ROME
BBC News
As Pope Francis completes his first year in office, David Willey reports from Rome on the changes that have taken place in the Vatican and the Catholic Church.
Back in 1978 – which went down in history as the “year of the three Popes” – I remember meeting a gregarious American priest and journalist who drew up a pithy job description for the leadership of the Catholic Church on the death of Paul VI. “We need a happy, holy man, who smiles!” he said.
Well, we got just such a man in Papa Luciani, the Patriarch of Venice who charmed the world with his breezy manner and his simple, endearing smile in the 33 days he reigned as Pope John Paul I before his sudden death – most likely from a heart attack.
Dark plots
Conspiracy theorists leapt to the conclusion that he might have been poisoned because some Vatican cardinals feared that he planned revolutionary changes in the running of his Church. …

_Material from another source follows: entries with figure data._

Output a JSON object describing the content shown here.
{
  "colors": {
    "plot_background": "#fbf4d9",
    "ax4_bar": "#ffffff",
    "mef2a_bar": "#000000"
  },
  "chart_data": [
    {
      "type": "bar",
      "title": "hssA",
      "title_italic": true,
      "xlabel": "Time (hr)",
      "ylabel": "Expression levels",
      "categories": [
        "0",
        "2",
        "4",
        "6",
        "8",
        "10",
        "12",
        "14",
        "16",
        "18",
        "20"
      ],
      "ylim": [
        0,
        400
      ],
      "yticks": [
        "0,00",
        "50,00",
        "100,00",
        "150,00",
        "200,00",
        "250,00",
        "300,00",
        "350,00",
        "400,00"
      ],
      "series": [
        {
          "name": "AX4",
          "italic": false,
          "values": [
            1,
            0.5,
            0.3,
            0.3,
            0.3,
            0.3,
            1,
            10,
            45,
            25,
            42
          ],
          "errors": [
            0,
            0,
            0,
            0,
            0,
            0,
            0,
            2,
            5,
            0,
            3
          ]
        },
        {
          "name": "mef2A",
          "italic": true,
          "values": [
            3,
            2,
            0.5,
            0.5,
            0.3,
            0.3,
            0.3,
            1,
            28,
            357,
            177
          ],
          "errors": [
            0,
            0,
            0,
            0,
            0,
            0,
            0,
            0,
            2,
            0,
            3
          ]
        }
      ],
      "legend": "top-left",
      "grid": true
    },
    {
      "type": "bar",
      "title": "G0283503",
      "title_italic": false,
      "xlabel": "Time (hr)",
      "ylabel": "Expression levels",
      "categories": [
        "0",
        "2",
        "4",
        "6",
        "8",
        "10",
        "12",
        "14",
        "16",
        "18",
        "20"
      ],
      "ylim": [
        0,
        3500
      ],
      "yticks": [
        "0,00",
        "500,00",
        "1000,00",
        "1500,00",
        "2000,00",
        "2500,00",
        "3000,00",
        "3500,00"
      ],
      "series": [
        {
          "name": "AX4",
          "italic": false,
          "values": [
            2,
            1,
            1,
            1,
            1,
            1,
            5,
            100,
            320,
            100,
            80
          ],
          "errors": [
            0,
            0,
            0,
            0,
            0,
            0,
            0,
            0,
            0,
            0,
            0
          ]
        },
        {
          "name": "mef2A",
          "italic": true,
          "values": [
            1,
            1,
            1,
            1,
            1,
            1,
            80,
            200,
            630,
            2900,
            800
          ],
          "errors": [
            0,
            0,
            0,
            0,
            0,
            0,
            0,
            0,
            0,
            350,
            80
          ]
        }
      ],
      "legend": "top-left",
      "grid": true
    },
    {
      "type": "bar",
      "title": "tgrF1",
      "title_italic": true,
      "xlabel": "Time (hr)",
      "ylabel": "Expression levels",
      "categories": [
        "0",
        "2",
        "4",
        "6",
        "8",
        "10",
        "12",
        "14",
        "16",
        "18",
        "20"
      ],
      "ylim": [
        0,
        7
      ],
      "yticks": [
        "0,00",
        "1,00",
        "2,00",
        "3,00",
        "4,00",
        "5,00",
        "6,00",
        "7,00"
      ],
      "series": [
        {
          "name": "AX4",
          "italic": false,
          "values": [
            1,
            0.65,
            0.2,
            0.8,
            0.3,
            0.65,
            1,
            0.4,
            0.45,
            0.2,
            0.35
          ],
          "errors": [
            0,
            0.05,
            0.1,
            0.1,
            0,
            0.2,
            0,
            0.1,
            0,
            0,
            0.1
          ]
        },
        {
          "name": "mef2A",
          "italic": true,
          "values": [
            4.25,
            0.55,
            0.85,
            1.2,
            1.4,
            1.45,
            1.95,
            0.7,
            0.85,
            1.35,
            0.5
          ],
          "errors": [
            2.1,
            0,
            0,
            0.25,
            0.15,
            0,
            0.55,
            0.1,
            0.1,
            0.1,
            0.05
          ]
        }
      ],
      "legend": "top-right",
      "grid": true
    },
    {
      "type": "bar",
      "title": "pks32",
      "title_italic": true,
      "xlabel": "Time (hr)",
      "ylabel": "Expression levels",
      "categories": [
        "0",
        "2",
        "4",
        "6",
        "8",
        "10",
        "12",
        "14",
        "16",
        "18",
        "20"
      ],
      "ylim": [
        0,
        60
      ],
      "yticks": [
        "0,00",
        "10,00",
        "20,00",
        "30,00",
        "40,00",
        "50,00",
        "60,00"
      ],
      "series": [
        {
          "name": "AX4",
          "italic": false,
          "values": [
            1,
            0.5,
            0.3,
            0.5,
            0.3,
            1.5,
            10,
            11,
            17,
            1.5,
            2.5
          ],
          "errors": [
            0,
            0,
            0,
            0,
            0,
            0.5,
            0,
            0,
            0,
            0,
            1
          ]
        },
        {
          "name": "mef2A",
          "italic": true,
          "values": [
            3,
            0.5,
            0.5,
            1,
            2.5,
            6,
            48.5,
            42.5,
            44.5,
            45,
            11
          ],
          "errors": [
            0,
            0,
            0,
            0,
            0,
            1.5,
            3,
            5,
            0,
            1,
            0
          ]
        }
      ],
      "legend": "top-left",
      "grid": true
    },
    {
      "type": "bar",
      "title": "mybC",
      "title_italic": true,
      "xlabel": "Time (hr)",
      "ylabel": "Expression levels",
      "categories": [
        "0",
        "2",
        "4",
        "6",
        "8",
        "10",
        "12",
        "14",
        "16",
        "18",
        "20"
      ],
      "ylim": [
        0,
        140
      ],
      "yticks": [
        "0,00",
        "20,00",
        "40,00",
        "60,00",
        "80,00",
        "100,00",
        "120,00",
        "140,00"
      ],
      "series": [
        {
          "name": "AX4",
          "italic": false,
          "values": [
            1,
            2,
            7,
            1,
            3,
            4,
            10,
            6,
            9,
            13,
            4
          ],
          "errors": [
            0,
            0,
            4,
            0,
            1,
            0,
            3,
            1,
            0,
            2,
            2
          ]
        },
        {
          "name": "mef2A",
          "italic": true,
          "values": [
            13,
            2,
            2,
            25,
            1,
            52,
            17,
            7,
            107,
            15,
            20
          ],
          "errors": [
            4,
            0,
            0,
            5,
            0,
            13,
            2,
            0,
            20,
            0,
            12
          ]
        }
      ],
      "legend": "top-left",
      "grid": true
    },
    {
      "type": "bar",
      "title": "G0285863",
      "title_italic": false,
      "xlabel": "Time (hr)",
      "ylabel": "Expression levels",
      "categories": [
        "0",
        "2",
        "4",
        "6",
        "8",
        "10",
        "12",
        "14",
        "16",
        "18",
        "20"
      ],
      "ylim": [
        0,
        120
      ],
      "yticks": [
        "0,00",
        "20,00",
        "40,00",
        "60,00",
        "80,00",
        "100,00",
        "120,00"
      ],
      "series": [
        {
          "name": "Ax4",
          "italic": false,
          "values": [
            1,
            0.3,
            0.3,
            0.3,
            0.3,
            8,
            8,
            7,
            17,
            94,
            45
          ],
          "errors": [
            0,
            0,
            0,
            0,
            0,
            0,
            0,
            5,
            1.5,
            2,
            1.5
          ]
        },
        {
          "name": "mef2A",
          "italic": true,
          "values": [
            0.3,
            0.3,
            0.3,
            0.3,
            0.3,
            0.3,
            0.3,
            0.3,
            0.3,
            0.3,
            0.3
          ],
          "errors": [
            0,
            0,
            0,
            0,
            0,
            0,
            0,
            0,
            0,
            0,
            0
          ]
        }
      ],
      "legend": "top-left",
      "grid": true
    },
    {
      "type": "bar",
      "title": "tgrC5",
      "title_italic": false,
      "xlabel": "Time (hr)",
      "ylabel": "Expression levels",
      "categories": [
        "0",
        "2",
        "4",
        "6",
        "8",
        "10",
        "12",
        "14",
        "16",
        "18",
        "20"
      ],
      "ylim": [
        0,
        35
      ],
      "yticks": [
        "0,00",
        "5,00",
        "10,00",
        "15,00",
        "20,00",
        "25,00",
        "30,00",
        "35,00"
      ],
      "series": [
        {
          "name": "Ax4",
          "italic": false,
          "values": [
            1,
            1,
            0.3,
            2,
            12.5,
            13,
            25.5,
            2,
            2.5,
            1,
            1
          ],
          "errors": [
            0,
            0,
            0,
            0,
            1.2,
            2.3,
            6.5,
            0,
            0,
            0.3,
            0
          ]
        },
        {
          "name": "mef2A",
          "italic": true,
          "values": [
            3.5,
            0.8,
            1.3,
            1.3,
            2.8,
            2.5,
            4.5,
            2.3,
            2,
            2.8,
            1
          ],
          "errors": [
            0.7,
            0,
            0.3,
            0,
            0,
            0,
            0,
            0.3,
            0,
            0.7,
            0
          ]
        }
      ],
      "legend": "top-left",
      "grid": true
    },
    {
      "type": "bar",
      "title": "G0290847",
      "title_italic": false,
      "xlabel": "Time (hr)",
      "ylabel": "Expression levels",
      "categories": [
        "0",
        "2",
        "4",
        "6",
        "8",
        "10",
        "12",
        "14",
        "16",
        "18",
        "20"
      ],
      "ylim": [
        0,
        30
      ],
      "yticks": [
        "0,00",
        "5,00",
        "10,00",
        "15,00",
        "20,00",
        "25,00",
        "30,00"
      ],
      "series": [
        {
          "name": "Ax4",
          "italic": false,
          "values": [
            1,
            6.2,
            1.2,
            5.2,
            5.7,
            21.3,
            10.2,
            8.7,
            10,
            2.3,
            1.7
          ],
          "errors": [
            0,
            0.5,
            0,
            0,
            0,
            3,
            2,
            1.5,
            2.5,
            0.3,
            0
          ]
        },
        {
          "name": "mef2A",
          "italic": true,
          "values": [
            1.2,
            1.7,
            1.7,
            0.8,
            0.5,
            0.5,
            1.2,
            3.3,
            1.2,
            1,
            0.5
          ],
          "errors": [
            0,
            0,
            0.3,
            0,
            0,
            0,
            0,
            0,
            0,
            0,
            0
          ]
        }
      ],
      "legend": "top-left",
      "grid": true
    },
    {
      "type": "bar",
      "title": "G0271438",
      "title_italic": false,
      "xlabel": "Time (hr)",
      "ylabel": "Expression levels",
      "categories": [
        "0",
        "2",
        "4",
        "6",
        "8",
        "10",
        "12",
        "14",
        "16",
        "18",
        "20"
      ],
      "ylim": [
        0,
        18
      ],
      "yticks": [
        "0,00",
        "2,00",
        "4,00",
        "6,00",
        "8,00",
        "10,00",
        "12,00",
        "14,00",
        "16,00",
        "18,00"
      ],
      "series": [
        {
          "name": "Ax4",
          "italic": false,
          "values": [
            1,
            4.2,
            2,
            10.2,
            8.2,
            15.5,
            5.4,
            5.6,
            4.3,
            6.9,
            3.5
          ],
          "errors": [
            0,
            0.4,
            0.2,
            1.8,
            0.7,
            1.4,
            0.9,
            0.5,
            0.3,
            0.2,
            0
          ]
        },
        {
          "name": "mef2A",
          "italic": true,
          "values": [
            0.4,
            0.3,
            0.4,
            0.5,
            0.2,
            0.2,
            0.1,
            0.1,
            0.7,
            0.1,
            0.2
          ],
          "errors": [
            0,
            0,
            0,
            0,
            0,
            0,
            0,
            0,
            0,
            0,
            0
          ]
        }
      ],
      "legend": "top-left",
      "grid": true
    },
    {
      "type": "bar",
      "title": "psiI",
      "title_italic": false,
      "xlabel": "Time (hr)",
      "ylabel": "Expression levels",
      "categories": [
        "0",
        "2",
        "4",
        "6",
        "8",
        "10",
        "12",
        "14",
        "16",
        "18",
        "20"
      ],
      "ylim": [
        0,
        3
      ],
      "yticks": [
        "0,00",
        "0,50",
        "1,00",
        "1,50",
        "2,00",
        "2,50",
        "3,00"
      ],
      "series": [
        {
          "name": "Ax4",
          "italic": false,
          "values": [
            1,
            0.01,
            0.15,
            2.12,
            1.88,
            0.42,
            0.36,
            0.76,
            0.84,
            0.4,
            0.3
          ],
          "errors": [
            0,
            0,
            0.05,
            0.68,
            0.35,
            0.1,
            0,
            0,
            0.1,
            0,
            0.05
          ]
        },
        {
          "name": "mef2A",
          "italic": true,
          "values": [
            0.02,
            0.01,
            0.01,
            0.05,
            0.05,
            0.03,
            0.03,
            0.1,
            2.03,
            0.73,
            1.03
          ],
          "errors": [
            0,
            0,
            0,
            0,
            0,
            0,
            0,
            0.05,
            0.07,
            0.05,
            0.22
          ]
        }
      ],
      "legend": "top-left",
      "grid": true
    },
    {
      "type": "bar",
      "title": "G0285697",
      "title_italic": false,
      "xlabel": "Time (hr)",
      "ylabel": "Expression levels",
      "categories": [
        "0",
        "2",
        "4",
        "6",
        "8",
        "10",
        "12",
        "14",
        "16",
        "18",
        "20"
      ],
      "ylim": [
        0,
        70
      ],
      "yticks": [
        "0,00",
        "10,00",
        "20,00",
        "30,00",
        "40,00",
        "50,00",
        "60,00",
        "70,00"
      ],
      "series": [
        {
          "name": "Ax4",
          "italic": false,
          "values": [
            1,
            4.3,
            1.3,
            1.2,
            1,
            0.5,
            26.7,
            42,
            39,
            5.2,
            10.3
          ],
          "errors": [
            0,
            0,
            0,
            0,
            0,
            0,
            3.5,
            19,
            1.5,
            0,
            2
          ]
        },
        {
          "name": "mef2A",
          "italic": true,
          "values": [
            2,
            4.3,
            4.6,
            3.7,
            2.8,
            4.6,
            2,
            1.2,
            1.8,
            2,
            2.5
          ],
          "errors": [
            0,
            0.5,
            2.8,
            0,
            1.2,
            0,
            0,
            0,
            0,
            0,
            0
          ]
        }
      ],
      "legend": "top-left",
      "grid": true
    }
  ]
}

Some deep wounds suffered by the Church as a result of clerical sexual abuse scandals in many countries are still festering, however, a year after Pope Francis’s election.
True, he has set up a new committee to oversee local guidelines set up by alarmed bishops’ conferences around the world and to ensure better care for the victims of predator priests.
But Francis has apparently turned a deaf ear towards those clamouring for a real zero tolerance policy by the Vatican.
A Polish bishop recently employed as the Pope’s ambassador to Santo Domingo, who was accused by authorities there of sexually abusing children, has been given asylum and protection from extradition proceedings.